查询代码-advisor解析

最新推荐文章于 2024-11-01 12:20:35 发布

shmilyyiyi

最新推荐文章于 2024-11-01 12:20:35 发布

阅读量880

点赞数 20

文章标签：数据库开源

本文链接：https://blog.csdn.net/shmilyyiyi/article/details/135623281

版权

本文详细介绍了OpenGauss数据库中的index_advisor模块，关注其在提供索引优化建议、性能分析和并发控制方面的功能，强调了优化查询性能和利用智能索引的重要性。

摘要由CSDN通过智能技术生成

文件路径：

src/gausskernel/dbmind/kernel/index_advisor.cpp

1 引言

数据库系统在当代软件开发中扮演着至关重要的角色，而 OpenGauss 作为一款开源的关系型数据库管理系统，为用户提供了高性能、可扩展、安全可靠的数据库解决方案。其中，index_advisor 模块作为 OpenGauss 数据库的重要组成部分，专注于提供有针对性的索引优化建议，以改进数据库查询性能。

1.1 OpenGauss

OpenGauss 是由华为发起的开源数据库项目，旨在为用户提供一流的性能和可靠性。该数据库系统兼容 PostgreSQL，并在此基础上进行了多方面的增强和优化。 OpenGauss 的设计目标包括高性能、高可用性、高兼容性、高可扩展性和高安全性。

1.2 index_advisor模块

数据库中的查询性能往往直接影响了应用程序的效率，而索引则是提高查询性能的关键。 index_advisor 模块作为 OpenGauss 中的重要模块，专注于优化查询语句的性能，特别是通过智能的索引建议来改进查询速度。该模块通过分析 SQL 查询语句，识别潜在的索引优化机会，并生成相应的建议。这些建议可以包括创建新的索引、删除无用的索引以及修改现有索引的优化建议。

2 模块概览

2.1 代码结构

全局变量：

包括 t_thrd.index_advisor_cxt.stmt_target_list、t_thrd.index_advisor_cxt.stmt_table_list 等，用于存储查询目标和表格信息。

TargetCell 结构体：

用于表示查询目标中的列信息。包含列名、别名等信息。

IndexCell 结构体：

用于表示索引信息。包含索引名称、索引键列表等。

TableCell 结构体：

用于表示表格信息，包括表名、别名、索引列表等。

索引应用函数：

包括 find_or_create_clmncell、add_index_from_field、check_joined_tables 等，负责查询目标和表格的创建、索引的添加、连接表的检查等。

2.2 核心功能

索引建议生成：通过分析查询语句和表结构，模块能够生成索引建议，以优化查询性能。
表和字段信息处理：通过解析查询语句，获取表和字段的元数据，帮助生成索引建议。
驱动表选择：在多表关联查询中，选择最适合作为驱动表的表，以提高整体查询效率。

3. 代码分析（摘选）

TargetCel

作为代码中的一个结构体，用于表示数据库查询中的目标列信息。由于可能存在没有别名的情况，使用时需要注意检查 alias_name 是否为空，以避免潜在的空指针引用。

typedef struct {

    char *alias_name;

    char *column_name;

} TargetCell;

caculate_field_cardinality

一个计算字段基数（cardinality）的函数，其主要目的是通过对表中字段的样本数据进行查询，估算字段的基数。

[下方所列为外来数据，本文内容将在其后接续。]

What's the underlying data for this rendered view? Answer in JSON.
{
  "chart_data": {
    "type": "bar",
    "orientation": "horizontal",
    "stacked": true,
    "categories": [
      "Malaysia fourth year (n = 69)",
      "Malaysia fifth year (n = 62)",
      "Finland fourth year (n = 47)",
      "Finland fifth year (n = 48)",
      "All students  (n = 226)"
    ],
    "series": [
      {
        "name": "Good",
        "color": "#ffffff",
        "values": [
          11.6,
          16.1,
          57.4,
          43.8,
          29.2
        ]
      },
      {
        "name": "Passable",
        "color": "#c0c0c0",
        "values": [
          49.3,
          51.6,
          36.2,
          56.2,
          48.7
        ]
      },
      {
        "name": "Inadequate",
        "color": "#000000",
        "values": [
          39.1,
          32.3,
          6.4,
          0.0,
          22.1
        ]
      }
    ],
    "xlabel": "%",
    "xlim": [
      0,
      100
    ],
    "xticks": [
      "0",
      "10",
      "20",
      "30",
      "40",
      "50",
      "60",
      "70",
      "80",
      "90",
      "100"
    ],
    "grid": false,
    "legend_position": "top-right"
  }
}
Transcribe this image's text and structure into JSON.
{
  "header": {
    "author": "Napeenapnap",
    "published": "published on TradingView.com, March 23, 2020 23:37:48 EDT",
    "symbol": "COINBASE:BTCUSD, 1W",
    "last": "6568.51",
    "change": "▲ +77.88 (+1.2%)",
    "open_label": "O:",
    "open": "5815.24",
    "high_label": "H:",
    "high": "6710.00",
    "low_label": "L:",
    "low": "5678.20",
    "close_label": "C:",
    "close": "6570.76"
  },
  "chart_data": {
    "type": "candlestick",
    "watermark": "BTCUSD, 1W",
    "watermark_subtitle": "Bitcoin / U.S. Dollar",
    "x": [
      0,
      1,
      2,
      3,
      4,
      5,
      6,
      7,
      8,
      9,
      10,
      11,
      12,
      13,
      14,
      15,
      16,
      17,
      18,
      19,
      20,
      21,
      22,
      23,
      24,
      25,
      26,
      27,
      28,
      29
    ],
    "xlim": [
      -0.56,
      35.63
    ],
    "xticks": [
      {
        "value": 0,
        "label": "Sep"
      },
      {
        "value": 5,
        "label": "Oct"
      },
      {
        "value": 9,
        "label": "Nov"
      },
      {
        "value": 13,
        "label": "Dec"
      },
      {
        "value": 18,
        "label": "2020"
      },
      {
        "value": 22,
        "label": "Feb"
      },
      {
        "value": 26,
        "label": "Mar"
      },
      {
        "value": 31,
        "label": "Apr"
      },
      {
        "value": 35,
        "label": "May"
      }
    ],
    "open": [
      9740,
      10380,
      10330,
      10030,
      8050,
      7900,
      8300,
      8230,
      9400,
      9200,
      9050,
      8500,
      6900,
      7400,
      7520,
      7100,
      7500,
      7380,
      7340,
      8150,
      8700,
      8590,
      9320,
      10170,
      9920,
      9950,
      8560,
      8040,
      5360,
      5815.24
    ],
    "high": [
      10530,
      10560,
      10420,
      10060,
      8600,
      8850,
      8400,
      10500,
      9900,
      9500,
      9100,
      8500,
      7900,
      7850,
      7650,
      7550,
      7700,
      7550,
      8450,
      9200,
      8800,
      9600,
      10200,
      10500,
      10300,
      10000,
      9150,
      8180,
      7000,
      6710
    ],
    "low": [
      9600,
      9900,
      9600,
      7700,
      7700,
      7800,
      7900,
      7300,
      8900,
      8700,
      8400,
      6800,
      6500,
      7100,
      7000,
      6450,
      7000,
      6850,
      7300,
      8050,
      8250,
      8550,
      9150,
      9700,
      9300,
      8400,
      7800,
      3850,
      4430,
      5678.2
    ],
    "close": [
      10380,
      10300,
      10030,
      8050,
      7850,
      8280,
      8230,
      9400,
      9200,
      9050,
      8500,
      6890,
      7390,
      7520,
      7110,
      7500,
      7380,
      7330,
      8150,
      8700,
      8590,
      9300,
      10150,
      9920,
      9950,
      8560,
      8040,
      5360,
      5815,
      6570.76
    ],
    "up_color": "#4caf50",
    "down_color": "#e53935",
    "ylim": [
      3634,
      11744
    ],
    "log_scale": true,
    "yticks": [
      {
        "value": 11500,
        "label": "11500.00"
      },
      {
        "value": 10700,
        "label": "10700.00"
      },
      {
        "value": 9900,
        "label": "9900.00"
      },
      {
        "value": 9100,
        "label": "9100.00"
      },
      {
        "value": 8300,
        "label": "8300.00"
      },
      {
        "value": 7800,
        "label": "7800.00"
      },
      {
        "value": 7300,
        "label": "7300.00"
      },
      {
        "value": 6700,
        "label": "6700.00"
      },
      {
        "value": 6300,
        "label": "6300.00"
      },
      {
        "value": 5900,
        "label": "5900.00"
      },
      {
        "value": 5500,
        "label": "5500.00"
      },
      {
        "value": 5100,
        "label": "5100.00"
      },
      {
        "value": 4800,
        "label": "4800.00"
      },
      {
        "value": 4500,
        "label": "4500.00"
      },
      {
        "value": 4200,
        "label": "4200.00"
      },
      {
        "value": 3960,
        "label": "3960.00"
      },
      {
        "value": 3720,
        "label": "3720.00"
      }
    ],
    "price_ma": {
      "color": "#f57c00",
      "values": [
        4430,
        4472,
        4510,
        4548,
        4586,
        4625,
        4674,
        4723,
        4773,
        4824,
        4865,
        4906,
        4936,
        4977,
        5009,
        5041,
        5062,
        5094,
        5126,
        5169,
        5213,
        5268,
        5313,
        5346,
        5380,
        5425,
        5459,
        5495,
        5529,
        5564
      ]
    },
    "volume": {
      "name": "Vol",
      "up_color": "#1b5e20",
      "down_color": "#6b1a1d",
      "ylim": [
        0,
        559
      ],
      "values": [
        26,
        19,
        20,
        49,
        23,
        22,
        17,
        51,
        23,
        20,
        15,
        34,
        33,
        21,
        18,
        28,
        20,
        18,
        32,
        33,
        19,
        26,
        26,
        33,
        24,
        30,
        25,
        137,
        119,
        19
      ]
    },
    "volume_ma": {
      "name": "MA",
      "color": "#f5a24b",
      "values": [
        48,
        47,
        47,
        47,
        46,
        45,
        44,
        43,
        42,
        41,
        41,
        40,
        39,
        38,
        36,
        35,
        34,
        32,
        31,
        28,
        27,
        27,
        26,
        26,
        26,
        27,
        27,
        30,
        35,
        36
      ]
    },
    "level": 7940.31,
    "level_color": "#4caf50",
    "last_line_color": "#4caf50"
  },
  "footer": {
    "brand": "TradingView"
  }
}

uint4 calculate_field_cardinality(char *schema_name, char *table_name, const char *field_expr){
    const int sample_factor = 2;


    uint4 cardinality;

    uint4 table_count = get_table_count(schema_name, table_name);

    uint4 sample_rows = (table_count / sample_factor) > MAX_SAMPLE_ROWS ? MAX_SAMPLE_ROWS : (table_count / sample_factor);

    StringInfoData query_string;

    initStringInfo(&query_string);

    appendStringInfo(&query_string, "select count(*) from ( select * from %s.%s limit %d) where %s",

        schema_name, table_name, sample_rows, field_expr);

    StmtResult *result = execute_stmt(query_string.data, true);

    pfree_ext(query_string.data);

    uint4 row = tuple_to_uint(result->tuples);

    (*result->pub.rDestroy)((DestReceiver *)result);

    cardinality = row == 0 ? sample_rows : (sample_rows / row);

    return cardinality; }

1）采样因子和表行数获取

引入了采样因子 sample_factor，其作用是在后续的估算中调整样本数量。通过调用 get_table_count 函数，获取指定表的总行数 table_count。

2）确定采样行数

通过简单的计算，确定实际采样的行数 sample_rows，并通过条件判断确保其不超过预定义的最大采样行数 MAX_SAMPLE_ROWS。这一步骤旨在保持采样的有效性和高效性。

3）构建查询字符串

使用 StringInfoData 结构构建了一个 SQL 查询字符串，该字符串通过在表上应用 LIMIT 子句和给定的字段条件，获取了采样行的相关信息。

4）执行查询和处理结果

调用 execute_stmt 函数，执行构建查询，并获取查询结果。随后，通过 tuple_to_uint 函数将结果转换为 uint4 类型的行数 row。在获取结果后，通过调用结果的销毁函数释放相关资源。

5）计算字段基数

避免除零错误，确保结果不为负数。

6）返回计算结果

get_partition_key_name

收集分区表或子分区表的分区键和子分区键信息，并将其存储在 table 结构中的相应列表中。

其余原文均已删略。